Handmade Electronic Music: The Art of Hardware Hacking provides a long-needed, practical, and engaging introduction to the craft of making - as well as creatively cannibalizing - electronic circuits for artistic purposes. With a sense of adventure and no prior knowledge, the reader can subvert the intentions designed into devices such as radios and toys to discover a new sonic world. At a time when computers dominate music production, this book offers a rare glimpse into the core technology of early live electronic music, as well as more recent developments at the hands of emerging artists. In addition to advice on hacking found electronics, the reader learns how to make contact microphones, pickups for electromagnetic fields, oscillators, distortion boxes, and unusual signal processors cheaply and quickly.

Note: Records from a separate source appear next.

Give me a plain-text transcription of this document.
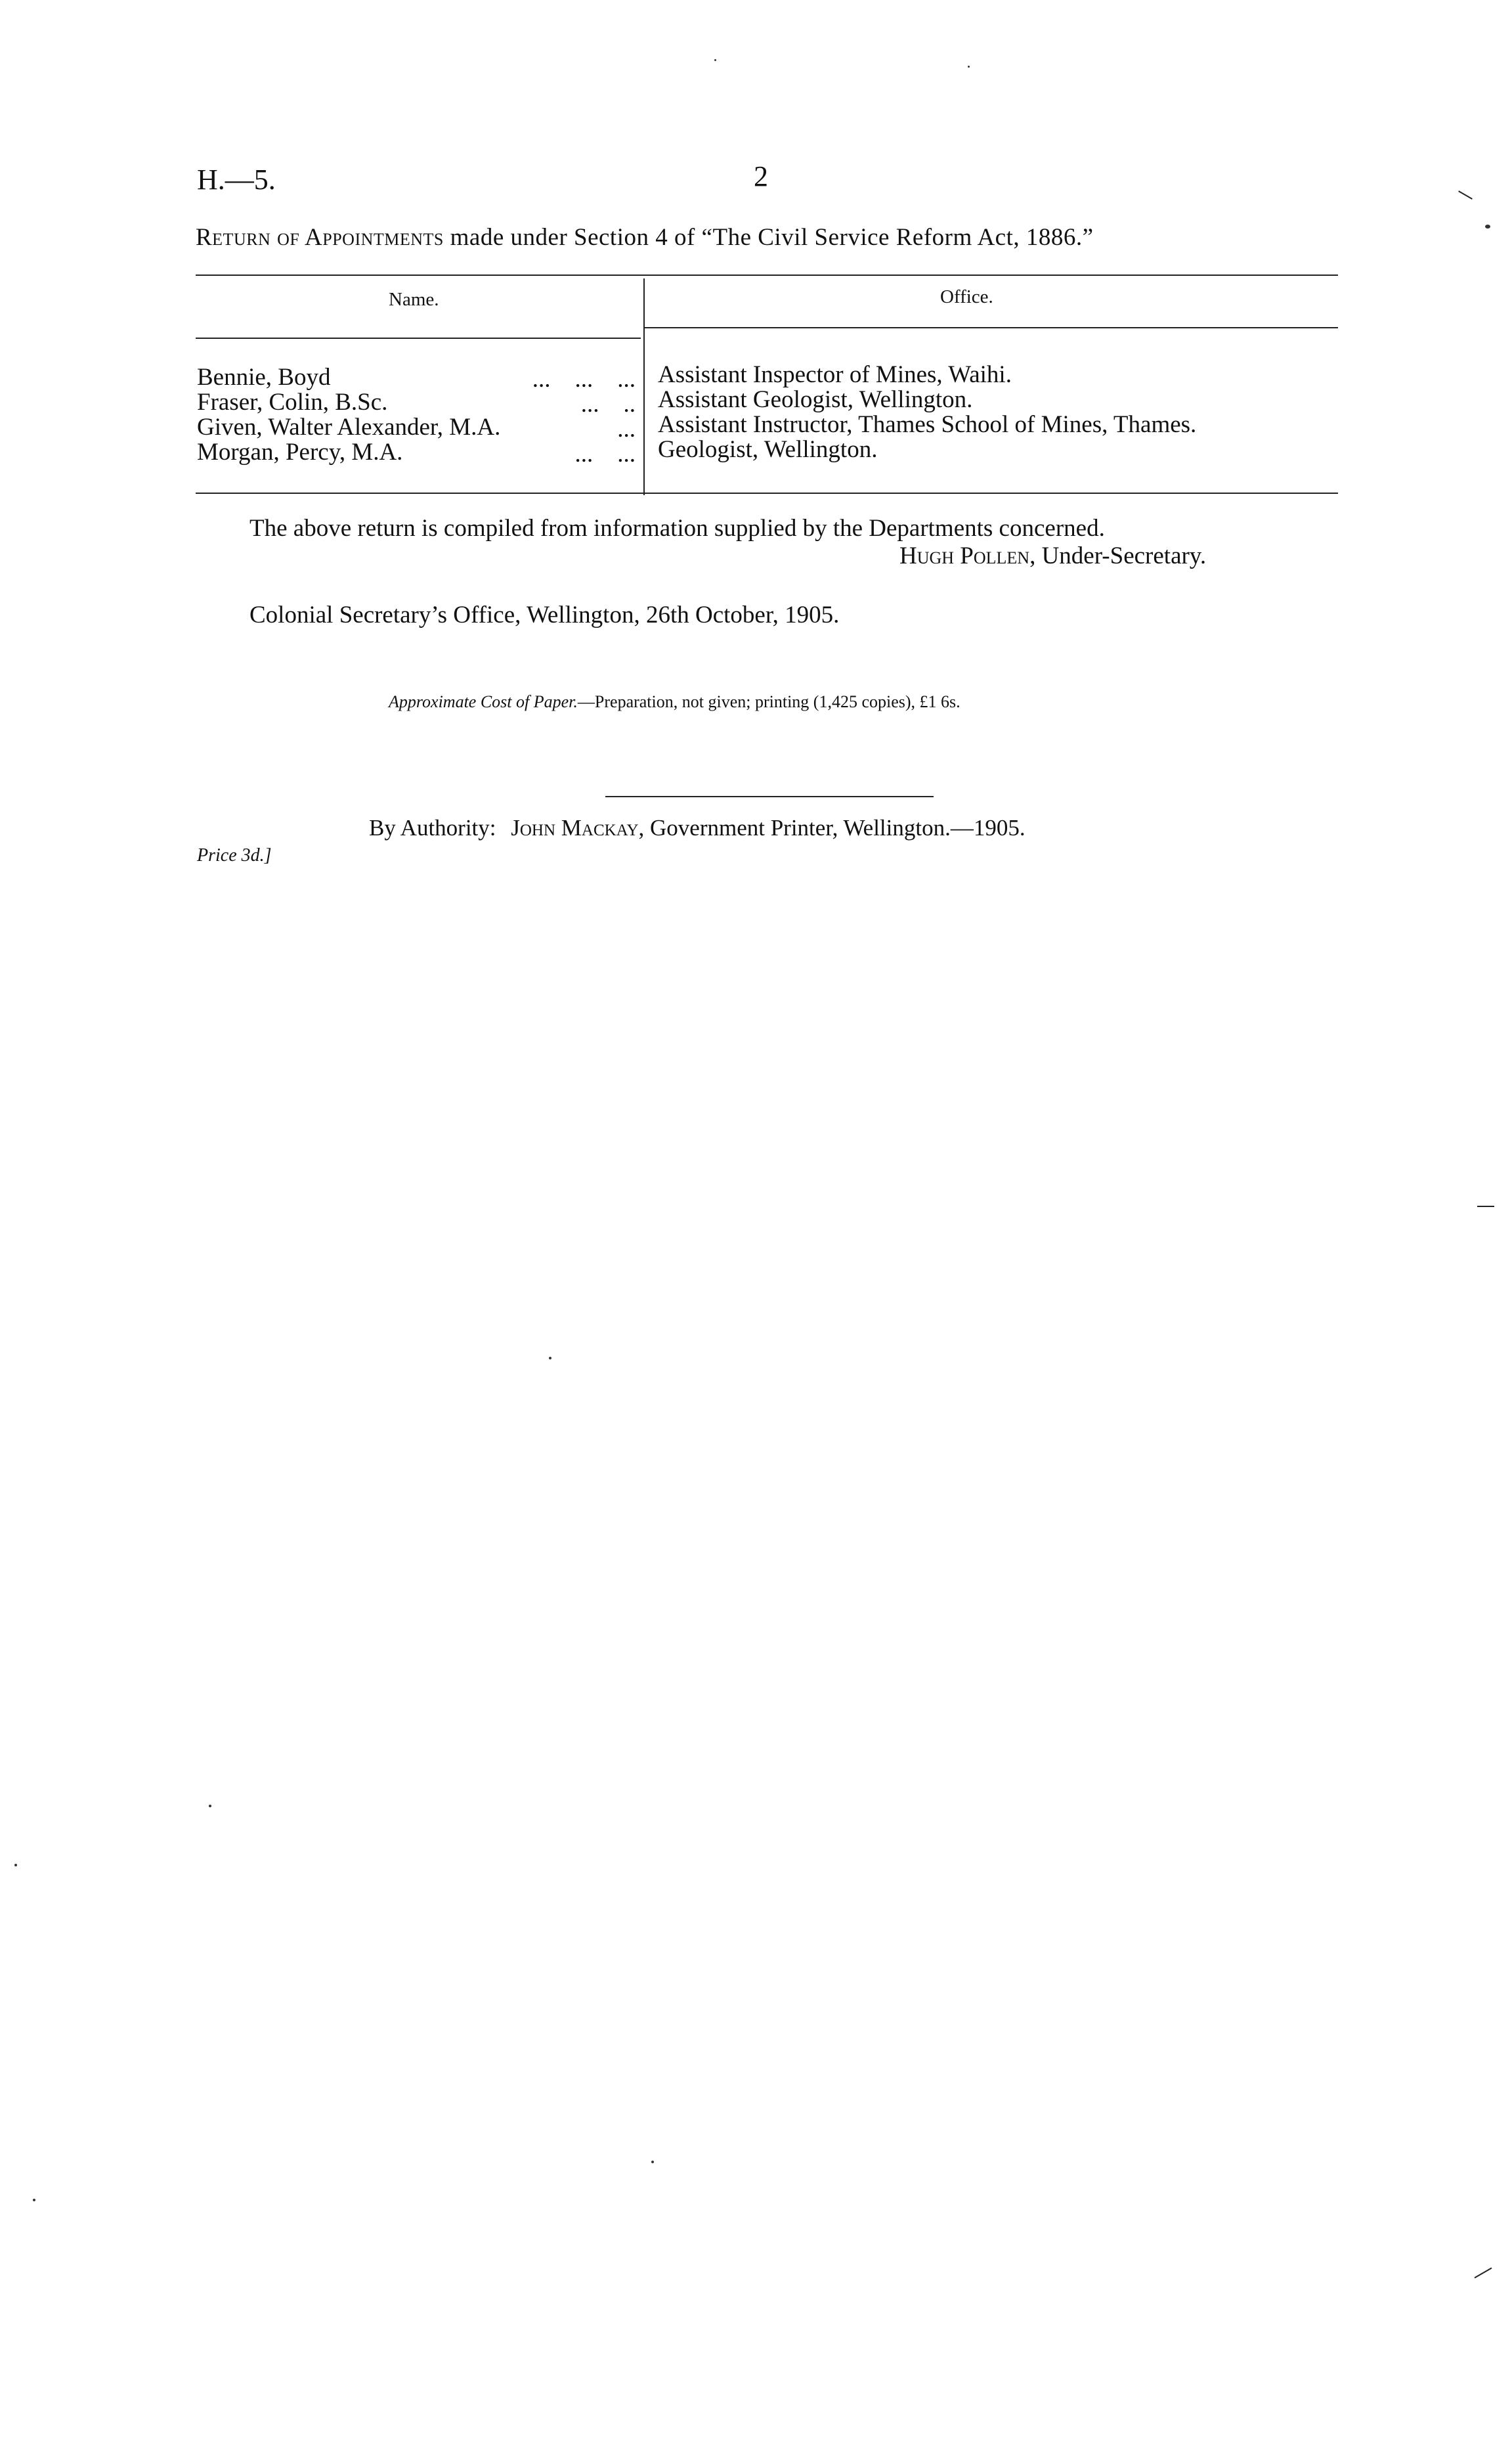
H.—5.	2
Return of Appointments made under Section 4 of “The Civil Service Reform Act, 1886.”
Name.	Office.
Bennie, Boyd	...    ...    ... Assistant Inspector of Mines, Waihi.
Fraser, Colin, B.Sc.	...    .. Assistant Geologist, Wellington.
Given, Walter Alexander, M.A.	... Assistant Instructor, Thames School of Mines, Thames.
Morgan, Percy, M.A.	...    ... Geologist, Wellington.
The above return is compiled from information supplied by the Departments concerned.
Hugh Pollen, Under-Secretary.
Colonial Secretary’s Office, Wellington, 26th October, 1905.
Approximate Cost of Paper.—Preparation, not given; printing (1,425 copies), £1 6s.
By Authority: John Mackay, Government Printer, Wellington.—1905.
Price 3d.]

This revised and expanded second edition is extensively illustrated and includes a DVD featuring eighty-seven video clips and twenty audio tracks by over one hundred hackers, benders, musicians, artists, and inventors from around the world, as well as thirteen video tutorials demonstrating projects in the book. Further enhancements include additional projects, photographs, diagrams, and illustrations.

About the author (2009)

Nicolas Collins, an active composer and performer of electronic music, and has worked with John Cage, Alvin Lucier, David Tudor, and many other masters of modern music. Dr. Collins is Professor of Sound at The School of the Art Institute of Chicago, and has led hacking workshops around the world. He has been Visiting Artistic Director of STEIM (Amsterdam) and a DAAD composer-in-residence in Berlin. Since 1997 he has been editor-in-chief of Leonardo Music Journal.